Almost all USB keyboards should work well with XukutOS. Plug it into your computer, start the computer, and it should work. Beware: plugging in or unplugging devices when the system is already running does not work: we still need to program the driver to detect and handle such events.
Some design suggestions for how your programs should use the keyboard:
* It should be feasible to operate everything with only a keyboard. By using a few helper programs, it should be possible to only use a mouse.
* Modal interaction is OK, but make the mode obvious and escapable.
* All interactions should be undoable.
XukutOS supports the use of generic USB keyboard and mouse under the "boot protocol": the USB driver regularly asks the keyboard whether anything has changed, then notifies the other processes of the input it receives. The flow of data is more or less like this:
* You press a key, electricity flows and tells the chip in the keyboard that the key is pressed.

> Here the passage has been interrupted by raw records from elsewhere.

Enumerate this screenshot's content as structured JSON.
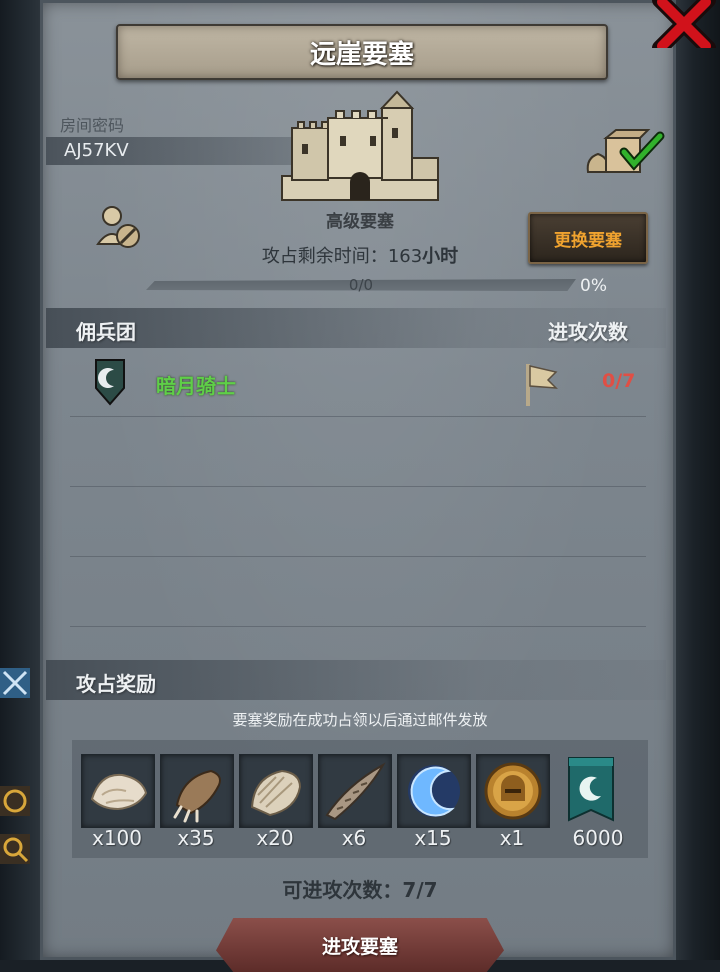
{
  "window": {
    "title": "远崖要塞"
  },
  "room": {
    "label": "房间密码",
    "code": "AJ57KV"
  },
  "fortress": {
    "level": "高级要塞",
    "timer_label": "攻占剩余时间：",
    "timer_value": "163",
    "timer_unit": "小时",
    "change_button": "更换要塞",
    "progress_text": "0/0",
    "progress_percent": "0%",
    "progress_fraction": 0
  },
  "mercenary": {
    "section_title": "佣兵团",
    "attacks_header": "进攻次数",
    "rows": [
      {
        "name": "暗月骑士",
        "attacks": "0/7"
      }
    ]
  },
  "rewards": {
    "section_title": "攻占奖励",
    "note": "要塞奖励在成功占领以后通过邮件发放",
    "items": [
      {
        "icon": "fur-pelt-icon",
        "qty": "x100"
      },
      {
        "icon": "beast-claw-icon",
        "qty": "x35"
      },
      {
        "icon": "scale-shell-icon",
        "qty": "x20"
      },
      {
        "icon": "horn-icon",
        "qty": "x6"
      },
      {
        "icon": "dark-moon-crescent-icon",
        "qty": "x15"
      },
      {
        "icon": "knight-helmet-coin-icon",
        "qty": "x1"
      },
      {
        "icon": "guild-banner-icon",
        "qty": "6000"
      }
    ]
  },
  "footer": {
    "attacks_left_label": "可进攻次数：",
    "attacks_left_value": "7/7",
    "attack_button": "进攻要塞"
  },
  "colors": {
    "merc_name": "#5fcf48",
    "attack_count": "#e04f45",
    "change_button_text": "#f0a32f",
    "close_button": "#d1121b"
  }
}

* The USB driver asks the keyboard which keys are pressed, and gets a list of scancodes. It sends this on to the keyboard driver.
* The keyboard driver determines which keys have changed state. It sends a message for each change to the GUI manager.
* Starting with the GUI manager, each GUI component determines whether the keys are part of one of its shortcuts (handling them at this level), or should be passed to a focussed subcomponent (for example: manager -> window -> tabbox -> input field).
* Entering text is also treated as a sequence of shortcuts (namely for a command like "insert character <x>"). It is only at this point that (a sequence of) scancodes is translated to a character, by passing it through a "character source" process.